Secondo quanto ricostruito dai militari dell'Arma, tutto è iniziato con un SMS apparentemente inviato da una nota società di servizi di pagamento, nel quale venivano segnalate presunte anomalie sul conto corrente aziendale. Pochi minuti dopo, l'imprenditore è stato contattato telefonicamente da alcuni individui che si sono qualificati come agenti della Polizia Postale.

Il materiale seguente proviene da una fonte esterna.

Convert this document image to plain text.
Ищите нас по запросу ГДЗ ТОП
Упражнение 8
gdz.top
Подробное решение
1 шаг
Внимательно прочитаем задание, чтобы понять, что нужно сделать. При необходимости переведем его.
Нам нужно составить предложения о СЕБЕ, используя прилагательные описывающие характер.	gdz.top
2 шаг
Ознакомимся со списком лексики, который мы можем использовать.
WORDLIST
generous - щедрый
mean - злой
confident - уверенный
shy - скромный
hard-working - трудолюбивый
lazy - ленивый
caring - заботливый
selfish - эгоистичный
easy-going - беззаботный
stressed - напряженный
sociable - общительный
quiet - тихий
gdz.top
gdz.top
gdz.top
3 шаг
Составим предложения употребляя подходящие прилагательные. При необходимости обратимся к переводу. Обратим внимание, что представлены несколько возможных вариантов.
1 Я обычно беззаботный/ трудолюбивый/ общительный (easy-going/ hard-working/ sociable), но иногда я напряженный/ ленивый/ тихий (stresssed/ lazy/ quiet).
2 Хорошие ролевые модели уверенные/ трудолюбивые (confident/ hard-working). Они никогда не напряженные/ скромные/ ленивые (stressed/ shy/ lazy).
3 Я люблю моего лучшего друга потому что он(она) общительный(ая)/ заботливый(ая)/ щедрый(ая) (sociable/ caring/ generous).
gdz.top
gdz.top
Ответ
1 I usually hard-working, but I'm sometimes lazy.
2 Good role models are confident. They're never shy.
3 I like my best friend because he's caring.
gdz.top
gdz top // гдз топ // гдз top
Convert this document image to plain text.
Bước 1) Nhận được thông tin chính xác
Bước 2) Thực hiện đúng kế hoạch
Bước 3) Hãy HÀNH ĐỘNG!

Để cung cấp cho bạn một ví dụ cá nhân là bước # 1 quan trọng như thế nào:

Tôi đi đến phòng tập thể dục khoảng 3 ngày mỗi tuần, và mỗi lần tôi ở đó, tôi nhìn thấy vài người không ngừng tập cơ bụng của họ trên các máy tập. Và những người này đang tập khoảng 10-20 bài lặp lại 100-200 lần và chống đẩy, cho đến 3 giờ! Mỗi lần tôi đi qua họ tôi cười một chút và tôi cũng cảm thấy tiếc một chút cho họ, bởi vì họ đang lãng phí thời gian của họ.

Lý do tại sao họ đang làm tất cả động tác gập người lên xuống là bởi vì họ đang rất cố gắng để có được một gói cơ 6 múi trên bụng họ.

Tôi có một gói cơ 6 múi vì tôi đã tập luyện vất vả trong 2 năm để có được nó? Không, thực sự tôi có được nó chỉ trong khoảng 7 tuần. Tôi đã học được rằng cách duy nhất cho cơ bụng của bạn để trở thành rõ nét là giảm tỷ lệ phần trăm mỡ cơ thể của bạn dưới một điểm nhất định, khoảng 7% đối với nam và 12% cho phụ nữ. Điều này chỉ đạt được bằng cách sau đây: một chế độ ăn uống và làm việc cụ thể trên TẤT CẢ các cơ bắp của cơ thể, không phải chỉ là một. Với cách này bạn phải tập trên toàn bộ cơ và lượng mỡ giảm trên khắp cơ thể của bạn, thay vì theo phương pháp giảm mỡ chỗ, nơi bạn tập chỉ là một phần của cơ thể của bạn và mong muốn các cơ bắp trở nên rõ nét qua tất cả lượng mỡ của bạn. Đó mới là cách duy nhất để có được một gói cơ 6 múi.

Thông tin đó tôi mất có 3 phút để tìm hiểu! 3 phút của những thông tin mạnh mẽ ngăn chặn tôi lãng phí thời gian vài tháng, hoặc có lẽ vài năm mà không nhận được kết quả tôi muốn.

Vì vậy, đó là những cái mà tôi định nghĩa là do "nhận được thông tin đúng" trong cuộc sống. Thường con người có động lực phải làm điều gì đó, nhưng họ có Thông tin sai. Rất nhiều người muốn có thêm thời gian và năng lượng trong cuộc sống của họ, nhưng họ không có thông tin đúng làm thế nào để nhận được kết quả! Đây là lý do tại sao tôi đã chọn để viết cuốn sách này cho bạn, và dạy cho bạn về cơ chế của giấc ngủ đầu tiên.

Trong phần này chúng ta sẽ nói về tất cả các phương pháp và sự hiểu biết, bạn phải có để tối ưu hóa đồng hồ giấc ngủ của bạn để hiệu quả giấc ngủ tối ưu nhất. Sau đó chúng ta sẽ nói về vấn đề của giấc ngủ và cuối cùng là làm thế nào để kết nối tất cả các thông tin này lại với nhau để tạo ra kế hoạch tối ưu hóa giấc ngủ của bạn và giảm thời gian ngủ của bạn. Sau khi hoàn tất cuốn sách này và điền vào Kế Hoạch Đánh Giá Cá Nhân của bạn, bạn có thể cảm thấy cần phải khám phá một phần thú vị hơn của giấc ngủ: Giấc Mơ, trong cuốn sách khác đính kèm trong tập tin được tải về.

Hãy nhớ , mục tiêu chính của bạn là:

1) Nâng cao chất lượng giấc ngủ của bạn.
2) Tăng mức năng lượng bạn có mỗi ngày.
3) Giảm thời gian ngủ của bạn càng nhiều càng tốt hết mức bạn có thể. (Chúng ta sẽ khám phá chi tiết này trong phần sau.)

I falsi poliziotti hanno riferito alla vittima che era in corso un tentativo di frode ai danni dell'azienda e, facendo leva sul senso di urgenza e sulla preoccupazione, l'hanno convinta ad accedere all'app bancaria e a disporre un bonifico istantaneo di alcune migliaia di euro verso quello che veniva presentato come un conto "sicuro". In realtà, il denaro è stato trasferito su un conto riconducibile alla donna poi identificata e denunciata dai Carabinieri.

L'attività investigativa svolta dai militari della Stazione di Schio ha consentito di raccogliere elementi ritenuti precisi e concordanti nei confronti della 54enne, che è stata deferita all'Autorità Giudiziaria per il reato di truffa.

I Carabinieri colgono l'occasione per rinnovare l'invito ai cittadini a prestare la massima attenzione a questo genere di raggiri informatici. Le forze dell'ordine e gli istituti di credito, ricordano, non chiedono mai di effettuare bonifici o trasferimenti di denaro per mettere al sicuro i propri risparmi, né richiedono telefonicamente password, PIN o codici di accesso.

In presenza di SMS o telefonate sospette è fondamentale interrompere immediatamente la conversazione, non cliccare su eventuali link contenuti nei messaggi e contattare direttamente la propria banca attraverso i canali ufficiali oppure rivolgersi al numero unico di emergenza 112.